Poly Shield Technologies has a lot of moving parts, but the bottom line is that the company is literally going into the tank. The company unsuccessfully dabbled in a number of businesses over the last year or two ranging from wireless tracking equipment to water purification to fluoropolymer coatings to various emission reduction schemes for the marine industry. These endeavors generated ongoing revenues of only $5k in 2012 and $76k through September 2013 (which excludes a one-time royalty payment of $272k in 2013 Q3 from a discontinued business). Quarterly losses remained around -$0.3M in 2013 Q3 despite the one-time incoming payment, as SG&A expenses tripled.

The company's primary focus today is its DSOX-15 product that decreases the amount of sulfur in fuel used by ships. The DSOX-15 is supported by three new management members that joined Poly Shield in September 2013. Rasmus Norling, the previous head of the company with 154M restricted shares (82% of total shares), is currently floundering to sell his Bio Scrubber that removes alkali metals from fuel.
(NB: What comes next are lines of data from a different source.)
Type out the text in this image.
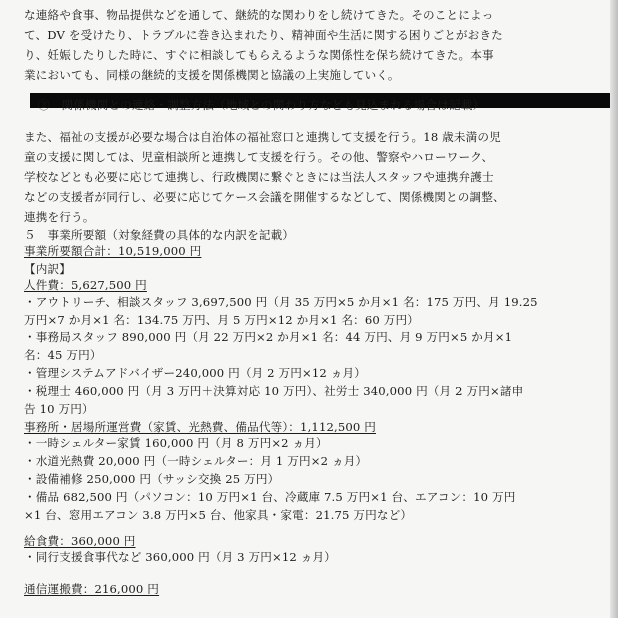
な連絡や食事、物品提供などを通して、継続的な関わりをし続けてきた。そのことによっ
て、DV を受けたり、トラブルに巻き込まれたり、精神面や生活に関する困りごとがおきた
り、妊娠したりした時に、すぐに相談してもらえるような関係性を保ち続けてきた。本事
業においても、同様の継続的支援を関係機関と協議の上実施していく。
②　関係機関との連絡・調整方法（地域との関わり方なども見込まれる場合は記載）
また、福祉の支援が必要な場合は自治体の福祉窓口と連携して支援を行う。18 歳未満の児
童の支援に関しては、児童相談所と連携して支援を行う。その他、警察やハローワーク、
学校などとも必要に応じて連携し、行政機関に繋ぐときには当法人スタッフや連携弁護士
などの支援者が同行し、必要に応じてケース会議を開催するなどして、関係機関との調整、
連携を行う。
５　事業所要額（対象経費の具体的な内訳を記載）
事業所要額合計：10,519,000 円
【内訳】
人件費：5,627,500 円
・アウトリーチ、相談スタッフ 3,697,500 円（月 35 万円×5 か月×1 名：175 万円、月 19.25
万円×7 か月×1 名：134.75 万円、月 5 万円×12 か月×1 名：60 万円）
・事務局スタッフ 890,000 円（月 22 万円×2 か月×1 名：44 万円、月 9 万円×5 か月×1
名：45 万円）
・管理システムアドバイザー240,000 円（月 2 万円×12 ヵ月）
・税理士 460,000 円（月 3 万円＋決算対応 10 万円）、社労士 340,000 円（月 2 万円×諸申
告 10 万円）
事務所・居場所運営費（家賃、光熱費、備品代等）：1,112,500 円
・一時シェルター家賃 160,000 円（月 8 万円×2 ヵ月）
・水道光熱費 20,000 円（一時シェルター：月 1 万円×2 ヵ月）
・設備補修 250,000 円（サッシ交換 25 万円）
・備品 682,500 円（パソコン：10 万円×1 台、冷蔵庫 7.5 万円×1 台、エアコン：10 万円
×1 台、窓用エアコン 3.8 万円×5 台、他家具・家電：21.75 万円など）
給食費：360,000 円
・同行支援食事代など 360,000 円（月 3 万円×12 ヵ月）
通信運搬費：216,000 円
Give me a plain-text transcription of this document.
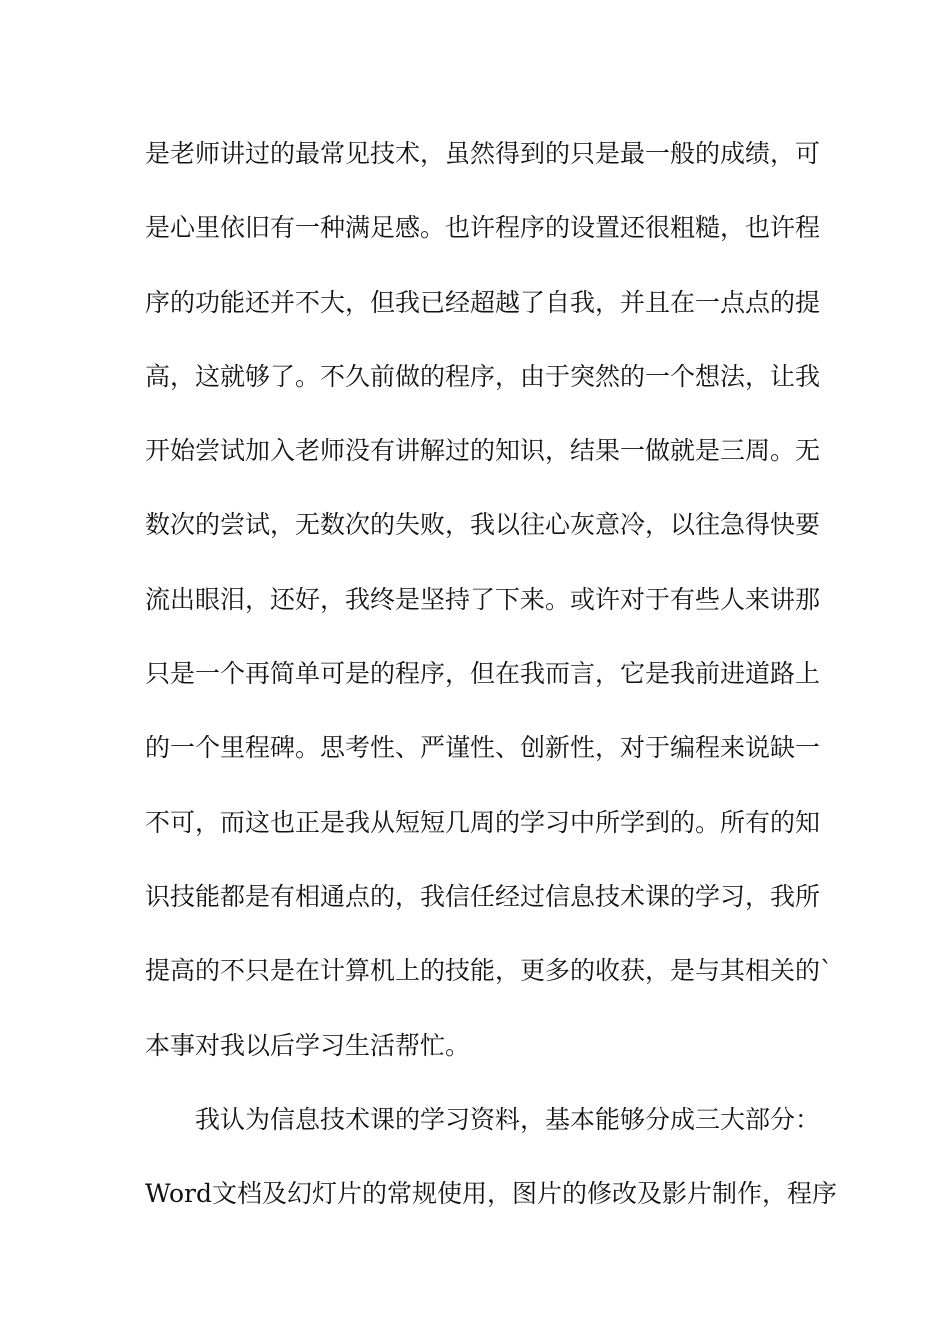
是老师讲过的最常见技术，虽然得到的只是最一般的成绩，可
是心里依旧有一种满足感。也许程序的设置还很粗糙，也许程
序的功能还并不大，但我已经超越了自我，并且在一点点的提
高，这就够了。不久前做的程序，由于突然的一个想法，让我
开始尝试加入老师没有讲解过的知识，结果一做就是三周。无
数次的尝试，无数次的失败，我以往心灰意冷，以往急得快要
流出眼泪，还好，我终是坚持了下来。或许对于有些人来讲那
只是一个再简单可是的程序，但在我而言，它是我前进道路上
的一个里程碑。思考性、严谨性、创新性，对于编程来说缺一
不可，而这也正是我从短短几周的学习中所学到的。所有的知
识技能都是有相通点的，我信任经过信息技术课的学习，我所
提高的不只是在计算机上的技能，更多的收获，是与其相关的`
本事对我以后学习生活帮忙。
我认为信息技术课的学习资料，基本能够分成三大部分：
Word文档及幻灯片的常规使用，图片的修改及影片制作，程序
Poly Shield has high-interest/dilutive loans that it cannot afford to pay of $0.3M at 51% per annum, $0.6M in various other loans, and a loan last month for $0.5M up-front with $1.5M to follow at 10% per annum with 6.2M shares in cashless warrants. The $1.5M is subject to the company cancelling Rasmus Norling's shares and acquiring his patents. Thus, a power struggle is now in play between Mr. Norling and new management backed by the recent lender (KF Business Ventures LP).
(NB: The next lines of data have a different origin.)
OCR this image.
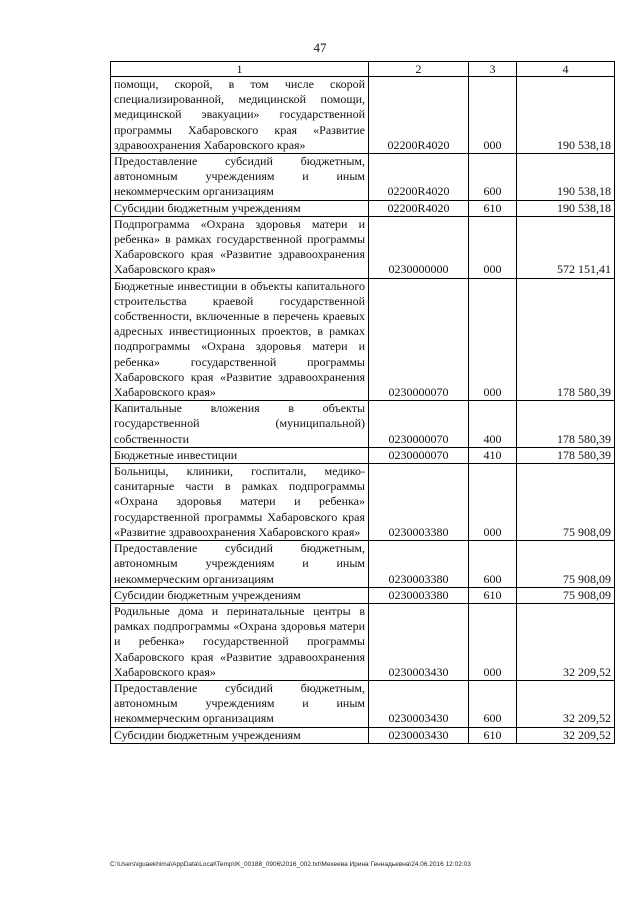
47
1	2	3	4
помощи, скорой, в том числе скорой специализированной, медицинской помощи, медицинской эвакуации» государственной программы Хабаровского края «Развитие здравоохранения Хабаровского края»	02200R4020	000	190 538,18
Предоставление субсидий бюджетным, автономным учреждениям и иным некоммерческим организациям	02200R4020	600	190 538,18
Субсидии бюджетным учреждениям	02200R4020	610	190 538,18
Подпрограмма «Охрана здоровья матери и ребенка» в рамках государственной программы Хабаровского края «Развитие здравоохранения Хабаровского края»	0230000000	000	572 151,41
Бюджетные инвестиции в объекты капитального строительства краевой государственной собственности, включенные в перечень краевых адресных инвестиционных проектов, в рамках подпрограммы «Охрана здоровья матери и ребенка» государственной программы Хабаровского края «Развитие здравоохранения Хабаровского края»	0230000070	000	178 580,39
Капитальные вложения в объекты государственной (муниципальной) собственности	0230000070	400	178 580,39
Бюджетные инвестиции	0230000070	410	178 580,39
Больницы, клиники, госпитали, медико-санитарные части в рамках подпрограммы «Охрана здоровья матери и ребенка» государственной программы Хабаровского края «Развитие здравоохранения Хабаровского края»	0230003380	000	75 908,09
Предоставление субсидий бюджетным, автономным учреждениям и иным некоммерческим организациям	0230003380	600	75 908,09
Субсидии бюджетным учреждениям	0230003380	610	75 908,09
Родильные дома и перинатальные центры в рамках подпрограммы «Охрана здоровья матери и ребенка» государственной программы Хабаровского края «Развитие здравоохранения Хабаровского края»	0230003430	000	32 209,52
Предоставление субсидий бюджетным, автономным учреждениям и иным некоммерческим организациям	0230003430	600	32 209,52
Субсидии бюджетным учреждениям	0230003430	610	32 209,52
C:\Users\iguaekhima\AppData\Local\Temp\IK_00188_0906\2016_002.txt\Мехеева Ирина Геннадьевна\24.06.2016 12:02:03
The false hope of Poly Shield being resurrected by this tentative loan and hopefully cancelling all or part of Mr. Norling's shares and somehow acquiring his IP, as well as probable stock promotion activity funded by the small Q3 windfall, are the only reasons that I can find to explain the 4x rise in SHPR stock over the last nine months.

There are at least three main reasons why this is false hope: First, operationally, the DSOX-15 has only one customer, and this is a capital-intensive business that the company cannot afford to support. Thus, the prospect for future revenues is cloudy at best. Even in the unlikely scenario that Poly Shield generates above-nominal revenues, after failing to break the $200k-mark for the last 13 years, the money will be used to cover indebtedness, and to now cover its out-of-whack SG&A costs. So Poly Shield is going into the tank.

Second, new management has credibility issues. Brad Eckenweiler (current CEO) spent the last ten years as CEO of Midas Trade, an OTCBB stock trading firm. Not only does Mr. Eckenweiler have no operational experience, but in the past he was fined and banned for two years by the British Columbia Securities Commission for dubious payments and promotional activity. Simultaneous to Mr. Eckenweiler's CEO announcement in September 2013, he received $195k from the company for previous travel, marketing and other business expenses. Neither Mr. Eckenweiler nor his two manager colleagues have released their stock compensation arrangements yet. It will be interesting to see what the total net share count/ownership stakes will be, especially in the rosy scenario that most of Mr. Norling's shares are cancelled.

Third, the company would have to sell $150M in DSOX-15 systems to justify the current valuation of $176M (excluding KF Business Ventures warrants and debt). So far, DSOX-15 sales are a nominal $60k. Even in the rosy scenario that the share count is reduced to a 40M base plus new management shares and future dilution to avoid bankruptcy and maintain operations, the company would still need at least $50M in sales to justify that valuation, a far cry from $60k.

This creates today's shorting opportunity of SHPR with an EV of $176M despite dire financials of ongoing LTM revenues of only $76k, last-twelve months' losses of -$1.3M with more red-ink to come, while facing debt obligations that currently cannot be repaid. Poly Shield is a worthless folly in my view, where aside from insiders, very few shareholders will make any money.

Disclosure: I am short AZRH, GAWK, SHPR. I wrote this article myself, and it expresses my own opinions. I am not receiving compensation for it. I have no business relationship with any company whose stock is mentioned in this article.